Langit Jingga di Ujung Senja
Hujan baru saja reda ketika Kirana menjejakkan kakinya di trotoar stasiun. Sisa-sisa air masih mengalir di sela-sela beton, menciptakan aliran kecil yang berkilau di bawah cahaya lampu jalan. Tangannya menggenggam erat payung biru tua yang kini sudah dilipat, sementara matanya menatap lurus ke arah langit senja yang berubah jingga.
Sudah dua tahun sejak terakhir kali ia menginjakkan kaki di kota ini. Bandung selalu punya cara menyambutnya—entah dengan rintik hujan, bau tanah basah, atau senja yang menggoda kenangan masa lalu.
Dan kali ini, kenangan itu datang dalam wujud seseorang: Alvan.
Mereka bertemu lima tahun lalu di perpustakaan kampus. Kirana, mahasiswi jurusan sastra yang selalu membawa novel kemana-mana, duduk di pojok ruangan dengan headphone menyala. Di seberangnya, seorang pemuda jurusan teknik sedang membaca buku tentang fisika kuantum. Tak satu kata pun terlontar pada pertemuan pertama itu, namun mata mereka sempat bertemu. Dan sejak hari itu, semesta seolah punya niat khusus untuk mempertemukan mereka lagi dan lagi.
“Gimana bisa kamu betah baca puisi kayak gitu?” tanya Alvan suatu sore, saat mereka sudah cukup akrab untuk duduk berdampingan di taman kampus.
Kirana hanya tersenyum. “Karena dari kata-kata, aku belajar mencintai diam-diam. Sama seperti puisi, yang indah justru karena tidak semua hal harus diucapkan.”
Alvan tidak menjawab. Tapi diam-diam, ia tahu bahwa ia telah jatuh cinta.
Namun cinta tak selalu berjalan seperti yang diharapkan. Setelah lulus, Kirana memilih melanjutkan studi ke luar negeri. Alvan, dengan prinsip realistisnya, memutuskan untuk membangun karier di Bandung. Jarak, waktu, dan ego akhirnya menjadi tembok. Mereka tidak pernah benar-benar putus, tapi juga tidak pernah benar-benar bersama. Komunikasi mulai renggang, hingga akhirnya hilang begitu saja.
Kini, dua tahun kemudian, Kirana kembali—bukan untuk mencari Alvan, tapi karena pekerjaan barunya di sebuah penerbitan besar di kota ini. Namun takdir, seperti biasa, punya rencana sendiri.
Hari itu, ia memutuskan untuk mengunjungi kafe kecil di Jalan Riau—tempat favoritnya dulu untuk menulis. Meja di dekat jendela masih ada, masih sama, masih memberikan pemandangan senja yang memukau.
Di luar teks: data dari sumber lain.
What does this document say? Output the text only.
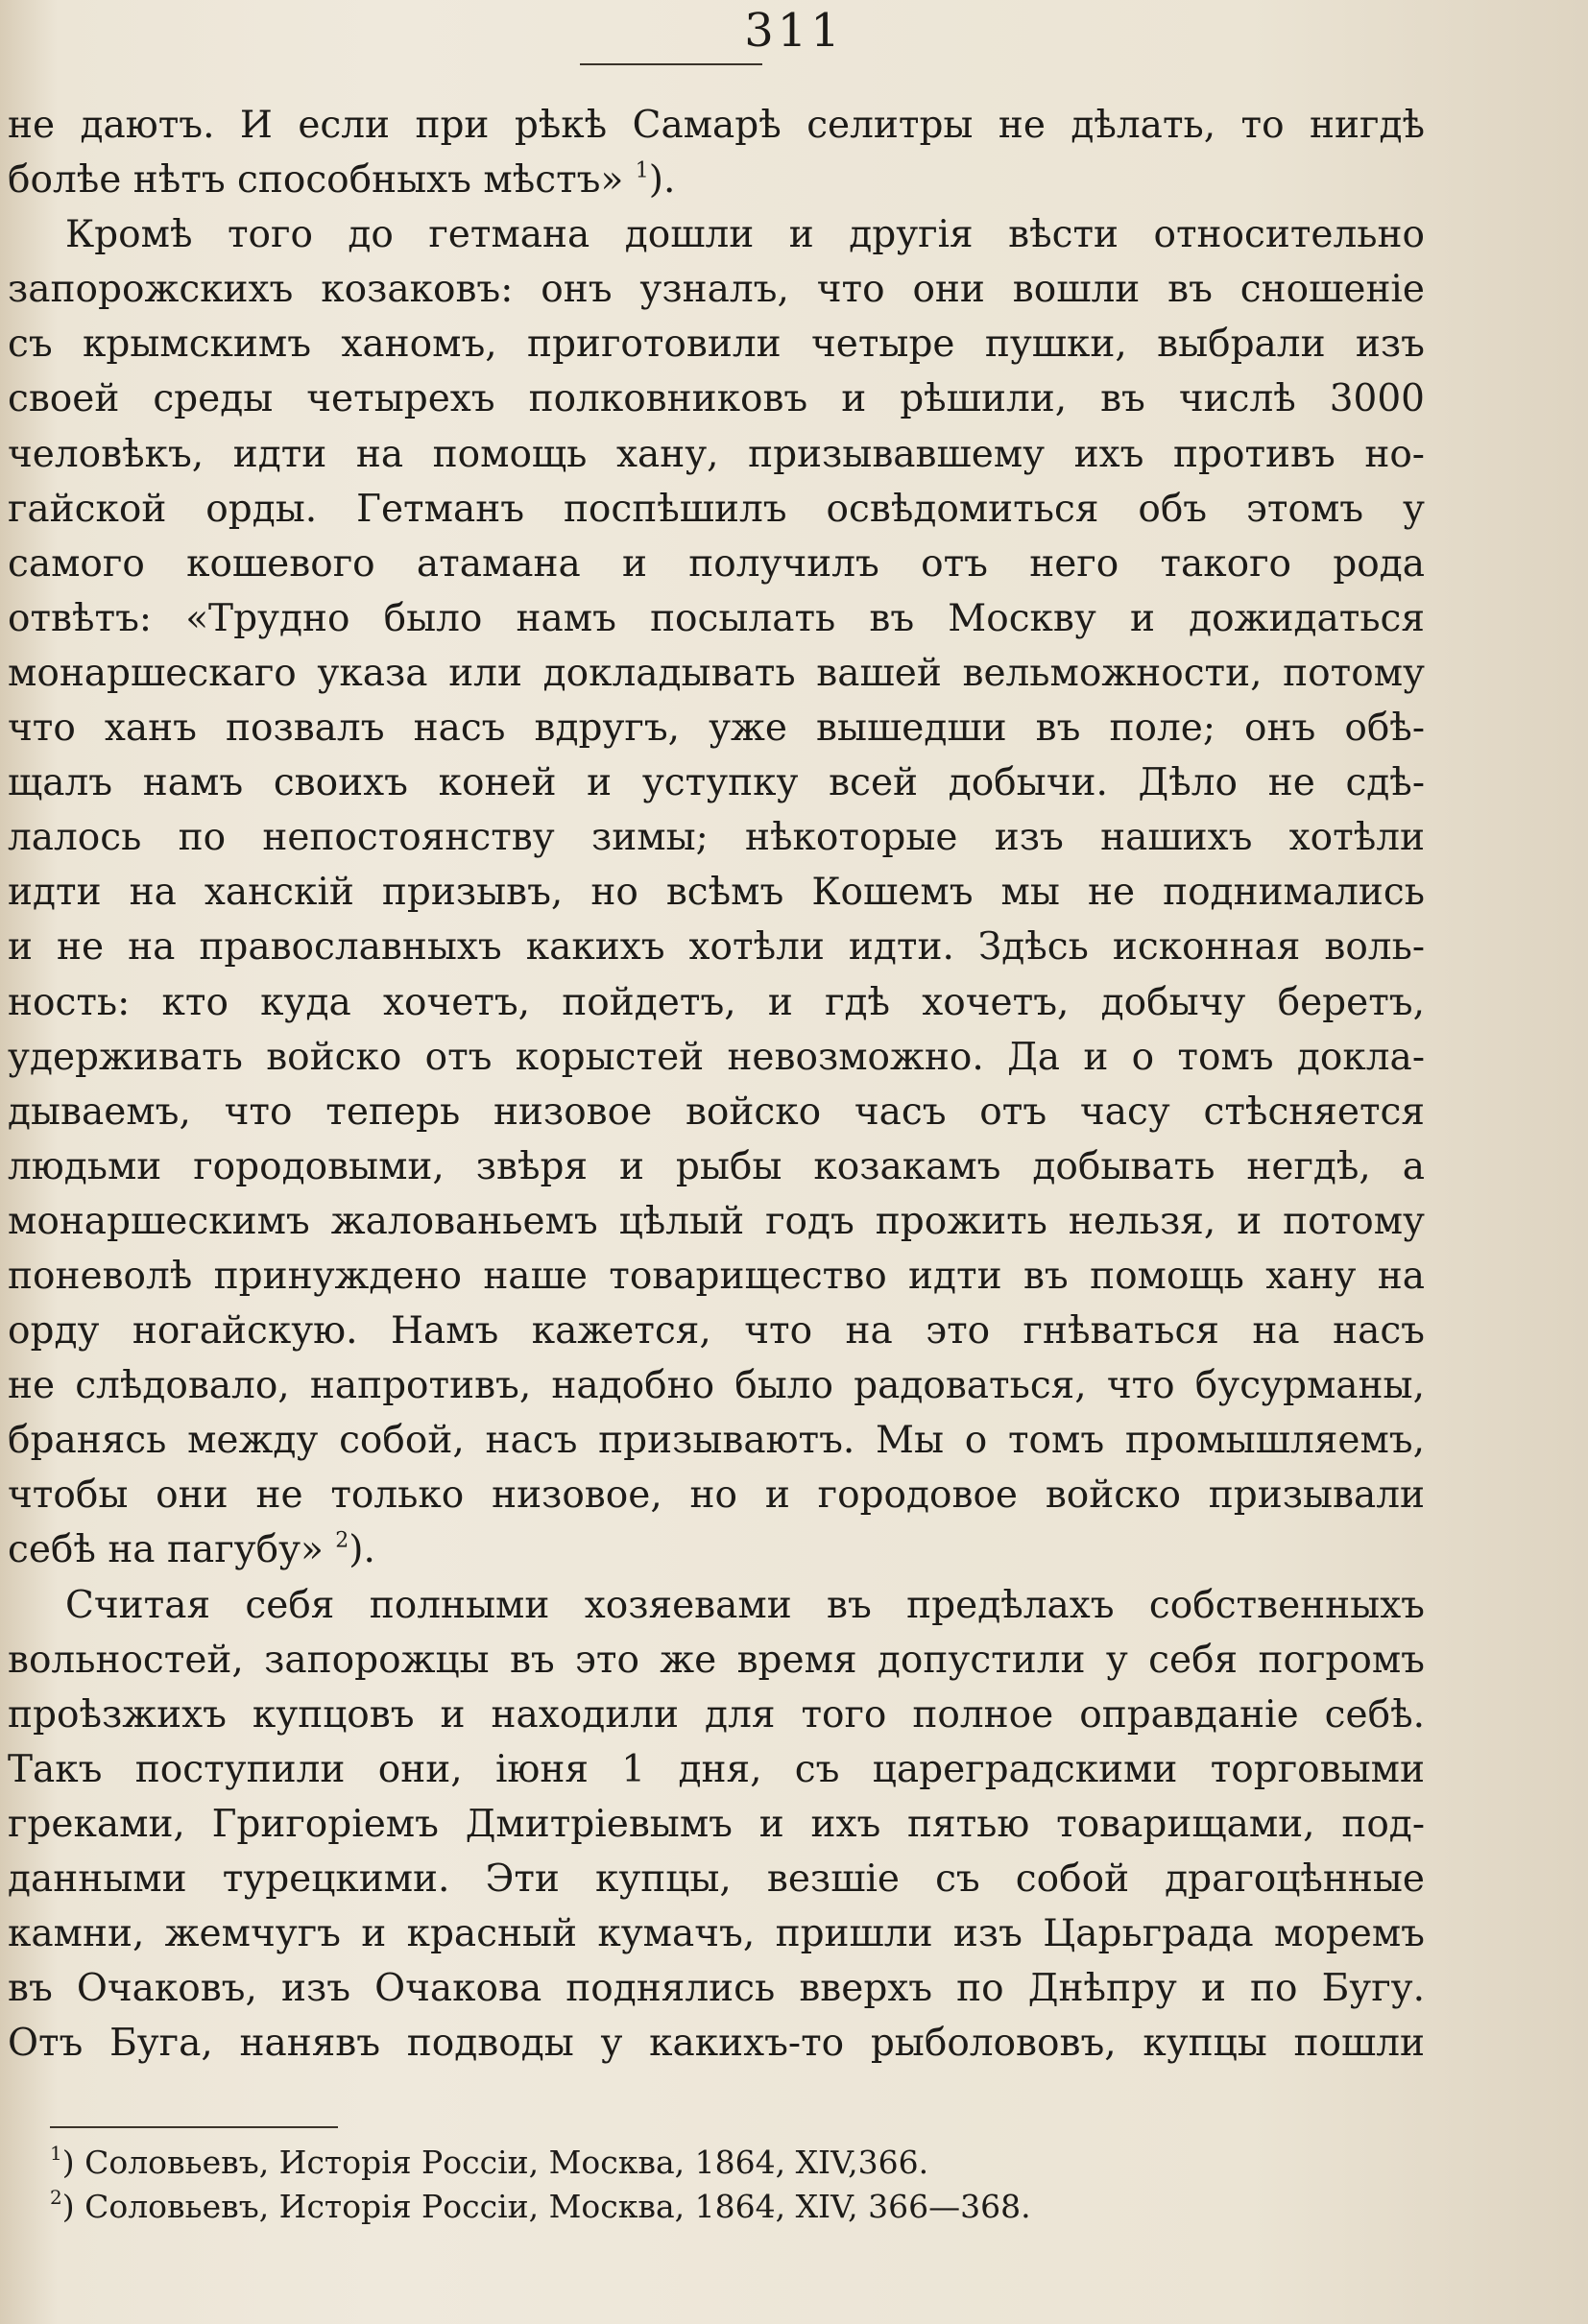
311
не даютъ. И если при рѣкѣ Самарѣ селитры не дѣлать, то нигдѣ
болѣе нѣтъ способныхъ мѣстъ» $^1$).
Кромѣ того до гетмана дошли и другія вѣсти относительно
запорожскихъ козаковъ: онъ узналъ, что они вошли въ сношеніе
съ крымскимъ ханомъ, приготовили четыре пушки, выбрали изъ
своей среды четырехъ полковниковъ и рѣшили, въ числѣ 3000
человѣкъ, идти на помощь хану, призывавшему ихъ противъ но-
гайской орды. Гетманъ поспѣшилъ освѣдомиться объ этомъ у
самого кошевого атамана и получилъ отъ него такого рода
отвѣтъ: «Трудно было намъ посылать въ Москву и дожидаться
монаршескаго указа или докладывать вашей вельможности, потому
что ханъ позвалъ насъ вдругъ, уже вышедши въ поле; онъ обѣ-
щалъ намъ своихъ коней и уступку всей добычи. Дѣло не сдѣ-
лалось по непостоянству зимы; нѣкоторые изъ нашихъ хотѣли
идти на ханскій призывъ, но всѣмъ Кошемъ мы не поднимались
и не на православныхъ какихъ хотѣли идти. Здѣсь исконная воль-
ность: кто куда хочетъ, пойдетъ, и гдѣ хочетъ, добычу беретъ,
удерживать войско отъ корыстей невозможно. Да и о томъ докла-
дываемъ, что теперь низовое войско часъ отъ часу стѣсняется
людьми городовыми, звѣря и рыбы козакамъ добывать негдѣ, а
монаршескимъ жалованьемъ цѣлый годъ прожить нельзя, и потому
поневолѣ принуждено наше товарищество идти въ помощь хану на
орду ногайскую. Намъ кажется, что на это гнѣваться на насъ
не слѣдовало, напротивъ, надобно было радоваться, что бусурманы,
бранясь между собой, насъ призываютъ. Мы о томъ промышляемъ,
чтобы они не только низовое, но и городовое войско призывали
себѣ на пагубу» $^2$).
Считая себя полными хозяевами въ предѣлахъ собственныхъ
вольностей, запорожцы въ это же время допустили у себя погромъ
проѣзжихъ купцовъ и находили для того полное оправданіе себѣ.
Такъ поступили они, іюня 1 дня, съ цареградскими торговыми
греками, Григоріемъ Дмитріевымъ и ихъ пятью товарищами, под-
данными турецкими. Эти купцы, везшіе съ собой драгоцѣнные
камни, жемчугъ и красный кумачъ, пришли изъ Царьграда моремъ
въ Очаковъ, изъ Очакова поднялись вверхъ по Днѣпру и по Бугу.
Отъ Буга, нанявъ подводы у какихъ-то рыболововъ, купцы пошли
$^1$) Соловьевъ, Исторія Россіи, Москва, 1864, XIV,366.
$^2$) Соловьевъ, Исторія Россіи, Москва, 1864, XIV, 366—368.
Dan di meja lain, dengan secangkir kopi hitam dan laptop terbuka, duduklah sosok yang tak pernah ia lupakan.
“Alvan?”
Pemuda itu menoleh, dan senyum itu—senyum yang dulu mengisi banyak halamannya—masih sama hangatnya.
“Kirana?” suaranya serak, seperti menahan ribuan kata yang tak sempat diucapkan.
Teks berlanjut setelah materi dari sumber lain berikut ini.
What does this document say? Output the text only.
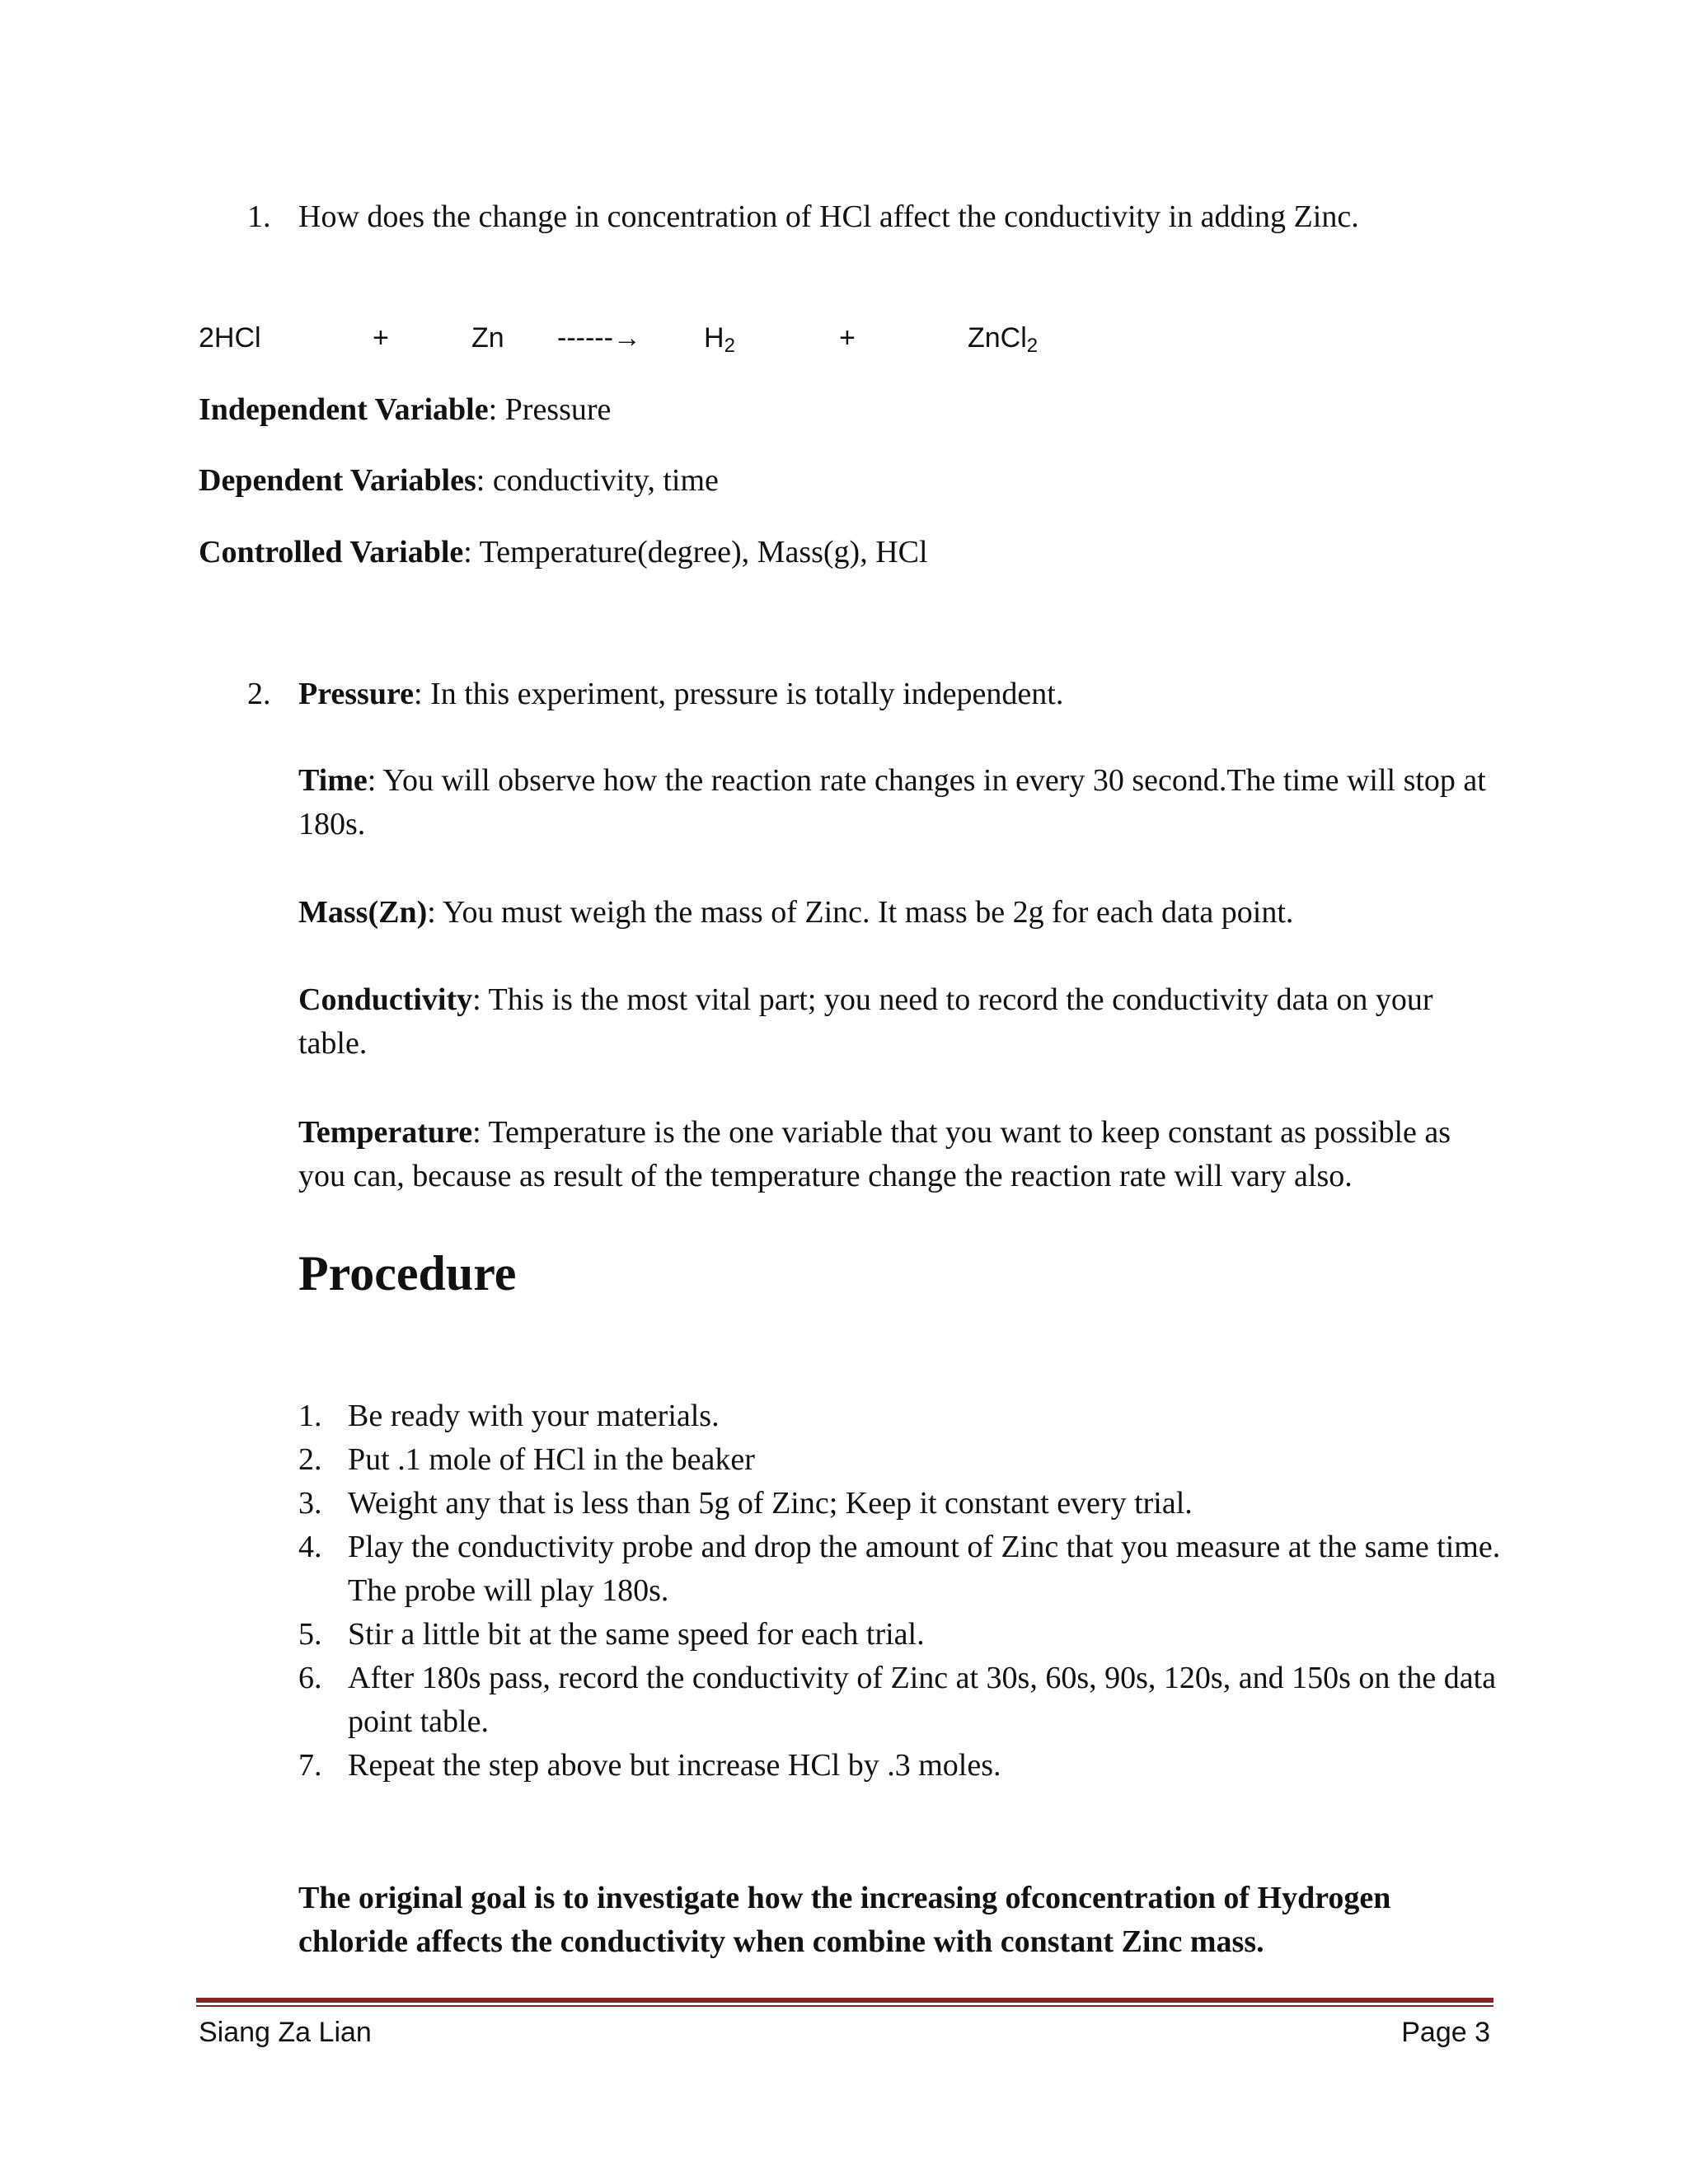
1. How does the change in concentration of HCl affect the conductivity in adding Zinc.
2HCl	+	Zn ------→ $H_2$	+	ZnCl$_2$
Independent Variable: Pressure
Dependent Variables: conductivity, time
Controlled Variable: Temperature(degree), Mass(g), HCl
2. Pressure: In this experiment, pressure is totally independent.
Time: You will observe how the reaction rate changes in every 30 second.The time will stop at 180s.
Mass(Zn): You must weigh the mass of Zinc. It mass be 2g for each data point.
Conductivity: This is the most vital part; you need to record the conductivity data on your table.
Temperature: Temperature is the one variable that you want to keep constant as possible as you can, because as result of the temperature change the reaction rate will vary also.
Procedure
1. Be ready with your materials.
2. Put .1 mole of HCl in the beaker
3. Weight any that is less than 5g of Zinc; Keep it constant every trial.
4. Play the conductivity probe and drop the amount of Zinc that you measure at the same time. The probe will play 180s.
5. Stir a little bit at the same speed for each trial.
6. After 180s pass, record the conductivity of Zinc at 30s, 60s, 90s, 120s, and 150s on the data point table.
7. Repeat the step above but increase HCl by .3 moles.
The original goal is to investigate how the increasing ofconcentration of Hydrogen chloride affects the conductivity when combine with constant Zinc mass.
Siang Za Lian	Page 3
Mereka duduk berseberangan. Awalnya canggung, seperti dua sahabat lama yang lupa bagaimana caranya berbicara satu sama lain. Tapi waktu, meski telah mencuri banyak hal, tak pernah benar-benar bisa mengambil kenyamanan yang pernah mereka bagi.
“Aku pikir kamu nggak akan kembali ke kota ini,” kata Alvan sambil menyesap kopinya.
“Aku pikir kamu udah lupa aku,” balas Kirana sambil tertawa kecil.
Mereka berbicara tentang pekerjaan, kehidupan, hingga masa lalu yang sempat menggantung. Kirana tahu, hatinya masih bergetar setiap kali Alvan menatapnya. Dan Alvan sadar, bahwa rasa itu tak pernah benar-benar pergi.
Hari-hari berikutnya, mereka mulai sering bertemu. Kadang di kafe, kadang di taman, kadang hanya untuk berjalan kaki menyusuri jalanan Braga. Tidak pernah ada kata "balikan" atau "memulai lagi" yang terucap, tapi kedekatan itu tumbuh pelan-pelan, seperti embun pagi yang setia meski tak terlihat.
Suatu malam, mereka duduk di atap gedung apartemen Kirana, menatap bintang.
“Menurut kamu, kita dulu salah?” tanya Kirana pelan.
“Salahnya cuma satu,” jawab Alvan, “kita terlalu diam ketika seharusnya bicara. Terlalu jaga perasaan ketika seharusnya jujur.”
Kirana mengangguk, lalu berkata, “Aku takut saat itu. Takut kamu nggak punya ruang buat aku di hidup kamu.”
Alvan menatapnya, lama. “Selama ini, ruang itu selalu ada. Cuma kamu yang pergi sebelum sempat masuk lebih dalam.”
Tiga bulan berlalu. Hubungan mereka kembali tumbuh, namun dengan kedewasaan yang berbeda. Kirana kini tak lagi ragu menunjukkan perasaannya. Alvan pun belajar untuk mengungkapkan, meski tidak lewat kata-kata, tapi melalui tindakan-tindakan kecil: mengantar saat hujan, mendengarkan ceritanya dengan sabar, atau menungguinya menulis hingga larut malam.
Suatu hari, Kirana mengajak Alvan ke tempat favoritnya—bukit kecil di Lembang. Mereka duduk bersisian, menikmati langit senja yang berwarna jingga.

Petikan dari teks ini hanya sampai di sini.